Polynomial approximations and quantum lower bounds

Yaoyun Shi

The approximation degree of a Boolean function is the smallest degree of
polynomials that approximate the function on 0/1 inputs. It has been shown
that the approximation degree is a lower bound for the "black-box" quantum
complexity, a connection discovered by Beals, Buhrman, Cleve, Mosca,
and de Wolf [FOCS'98]. Except for the case of symmetric Boolean functions,
proving approximation degree lower bounds remains a challenging task
in general.

In this talk I will use this "polynomial method" to prove a quantum
lower bound on the number of oracle accesses for solving the Collision
Problem: given a two-to-one function f on 1, 2, …, n, find two distinct
indices i and j such that f(i)=f(j).
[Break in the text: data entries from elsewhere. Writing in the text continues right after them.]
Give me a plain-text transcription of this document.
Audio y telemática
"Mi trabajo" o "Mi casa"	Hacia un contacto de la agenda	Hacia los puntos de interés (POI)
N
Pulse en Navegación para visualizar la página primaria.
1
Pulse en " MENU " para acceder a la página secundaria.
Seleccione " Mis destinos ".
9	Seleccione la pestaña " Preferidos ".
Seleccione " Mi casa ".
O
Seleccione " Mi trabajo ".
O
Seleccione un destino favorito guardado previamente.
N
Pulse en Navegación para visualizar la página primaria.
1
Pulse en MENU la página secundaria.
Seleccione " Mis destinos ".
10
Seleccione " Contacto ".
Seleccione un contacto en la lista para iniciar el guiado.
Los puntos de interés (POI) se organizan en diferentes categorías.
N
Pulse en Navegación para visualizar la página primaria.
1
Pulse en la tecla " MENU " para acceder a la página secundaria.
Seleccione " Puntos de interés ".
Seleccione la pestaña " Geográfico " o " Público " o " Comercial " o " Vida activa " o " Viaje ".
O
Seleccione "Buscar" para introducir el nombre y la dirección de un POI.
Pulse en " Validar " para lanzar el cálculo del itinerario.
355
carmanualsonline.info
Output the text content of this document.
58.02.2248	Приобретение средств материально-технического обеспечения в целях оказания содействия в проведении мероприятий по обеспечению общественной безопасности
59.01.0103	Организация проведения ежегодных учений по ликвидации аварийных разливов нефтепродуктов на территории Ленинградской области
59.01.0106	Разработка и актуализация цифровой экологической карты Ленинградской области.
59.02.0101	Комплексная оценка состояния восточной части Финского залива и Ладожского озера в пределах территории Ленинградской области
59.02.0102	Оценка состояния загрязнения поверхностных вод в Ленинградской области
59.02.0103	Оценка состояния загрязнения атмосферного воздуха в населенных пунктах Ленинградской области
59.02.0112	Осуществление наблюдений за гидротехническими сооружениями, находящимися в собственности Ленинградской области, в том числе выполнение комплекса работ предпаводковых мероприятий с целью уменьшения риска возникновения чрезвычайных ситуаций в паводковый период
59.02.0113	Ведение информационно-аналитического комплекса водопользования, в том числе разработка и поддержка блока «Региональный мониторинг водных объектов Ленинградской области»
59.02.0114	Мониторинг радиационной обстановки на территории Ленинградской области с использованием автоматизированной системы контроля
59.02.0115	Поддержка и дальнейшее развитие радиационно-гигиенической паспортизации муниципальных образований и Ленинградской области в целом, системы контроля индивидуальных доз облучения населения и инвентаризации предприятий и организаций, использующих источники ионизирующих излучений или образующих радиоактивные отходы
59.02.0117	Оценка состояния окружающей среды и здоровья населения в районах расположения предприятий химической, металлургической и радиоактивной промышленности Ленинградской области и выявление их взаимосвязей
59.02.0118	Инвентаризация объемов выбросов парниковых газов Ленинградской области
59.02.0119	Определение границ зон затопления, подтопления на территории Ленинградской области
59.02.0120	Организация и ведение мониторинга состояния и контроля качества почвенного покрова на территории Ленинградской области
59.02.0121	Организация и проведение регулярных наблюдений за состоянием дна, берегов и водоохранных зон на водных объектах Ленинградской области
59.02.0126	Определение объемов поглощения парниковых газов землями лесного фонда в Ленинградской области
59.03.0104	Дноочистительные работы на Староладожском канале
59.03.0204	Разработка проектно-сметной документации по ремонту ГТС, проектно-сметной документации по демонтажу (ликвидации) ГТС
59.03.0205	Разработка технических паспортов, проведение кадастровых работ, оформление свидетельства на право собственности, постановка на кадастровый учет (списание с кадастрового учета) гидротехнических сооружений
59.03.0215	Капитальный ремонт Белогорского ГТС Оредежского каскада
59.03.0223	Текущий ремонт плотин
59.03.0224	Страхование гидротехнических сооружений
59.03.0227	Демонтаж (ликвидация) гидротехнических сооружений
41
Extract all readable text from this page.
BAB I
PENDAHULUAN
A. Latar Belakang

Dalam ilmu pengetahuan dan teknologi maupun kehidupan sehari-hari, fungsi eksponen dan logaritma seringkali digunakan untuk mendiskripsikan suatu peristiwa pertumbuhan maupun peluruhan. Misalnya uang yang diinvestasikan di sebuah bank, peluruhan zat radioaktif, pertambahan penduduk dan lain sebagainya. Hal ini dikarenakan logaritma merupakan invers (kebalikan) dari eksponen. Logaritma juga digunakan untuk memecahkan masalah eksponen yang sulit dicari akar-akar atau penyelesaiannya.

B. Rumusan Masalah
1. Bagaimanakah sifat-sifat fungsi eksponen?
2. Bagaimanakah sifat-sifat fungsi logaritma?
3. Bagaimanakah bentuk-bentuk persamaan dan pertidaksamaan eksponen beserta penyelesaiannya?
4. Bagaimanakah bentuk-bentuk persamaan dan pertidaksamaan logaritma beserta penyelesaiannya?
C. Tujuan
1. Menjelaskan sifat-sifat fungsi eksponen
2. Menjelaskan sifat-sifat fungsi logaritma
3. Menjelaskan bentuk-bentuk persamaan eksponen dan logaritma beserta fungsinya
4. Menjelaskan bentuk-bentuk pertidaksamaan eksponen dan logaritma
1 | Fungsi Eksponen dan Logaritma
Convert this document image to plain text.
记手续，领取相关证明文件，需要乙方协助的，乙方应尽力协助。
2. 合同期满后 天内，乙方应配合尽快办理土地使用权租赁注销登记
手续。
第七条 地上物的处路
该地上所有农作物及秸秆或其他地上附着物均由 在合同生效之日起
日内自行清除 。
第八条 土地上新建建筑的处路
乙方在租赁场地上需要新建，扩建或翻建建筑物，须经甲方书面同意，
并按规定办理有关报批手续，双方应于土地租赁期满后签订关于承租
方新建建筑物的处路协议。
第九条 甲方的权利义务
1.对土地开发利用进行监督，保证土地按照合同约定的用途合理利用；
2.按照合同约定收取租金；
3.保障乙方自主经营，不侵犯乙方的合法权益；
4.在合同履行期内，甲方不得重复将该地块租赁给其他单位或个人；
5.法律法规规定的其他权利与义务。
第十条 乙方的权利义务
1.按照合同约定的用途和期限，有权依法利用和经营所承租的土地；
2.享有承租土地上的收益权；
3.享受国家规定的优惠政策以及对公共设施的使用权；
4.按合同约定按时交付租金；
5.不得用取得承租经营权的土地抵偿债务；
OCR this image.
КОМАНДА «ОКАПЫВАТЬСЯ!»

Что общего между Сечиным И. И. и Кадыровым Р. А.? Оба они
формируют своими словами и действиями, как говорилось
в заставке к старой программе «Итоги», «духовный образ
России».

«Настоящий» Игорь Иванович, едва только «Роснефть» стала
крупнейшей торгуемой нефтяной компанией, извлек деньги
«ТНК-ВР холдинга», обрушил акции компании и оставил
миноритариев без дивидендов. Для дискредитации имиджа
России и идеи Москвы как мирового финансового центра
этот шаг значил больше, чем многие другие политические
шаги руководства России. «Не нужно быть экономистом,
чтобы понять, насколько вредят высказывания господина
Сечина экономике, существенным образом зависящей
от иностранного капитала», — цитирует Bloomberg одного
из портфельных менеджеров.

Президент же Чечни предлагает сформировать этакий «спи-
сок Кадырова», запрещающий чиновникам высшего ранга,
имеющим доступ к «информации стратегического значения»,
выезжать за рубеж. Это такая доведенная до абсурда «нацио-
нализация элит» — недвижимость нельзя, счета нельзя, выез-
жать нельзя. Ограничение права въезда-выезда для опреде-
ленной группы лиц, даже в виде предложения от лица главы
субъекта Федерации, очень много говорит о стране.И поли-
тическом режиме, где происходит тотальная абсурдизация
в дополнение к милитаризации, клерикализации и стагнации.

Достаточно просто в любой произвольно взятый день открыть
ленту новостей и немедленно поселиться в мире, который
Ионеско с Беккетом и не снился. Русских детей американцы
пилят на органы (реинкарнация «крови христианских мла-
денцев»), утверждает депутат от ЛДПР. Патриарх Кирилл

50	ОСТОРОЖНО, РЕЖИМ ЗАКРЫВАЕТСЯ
I will show that the technique of
Aaronson [STOC'02] can be extended to improve his Omega(n^{1/5}) lower bound
to Omega(n^{1/3}), which is asymptotically tight. Our lower bound also
implies an Omega(n^{2/3}) lower bound on the number of queries to the input
for Element Distinctness, which is to decide whether or not n input numbers
are all distinct. The previous best quantum lower bound is Omega(sqrt(n)),
by a simple reduction from Grover's search problem, while the best known
quantum upper bound is O(n^{3/4}log(n)), due to Buhrman et al.[CCC'01].

This is a result to appear in FOCS'02 under the title "Quantum lower bounds
for the collision and the element distinctness problems'.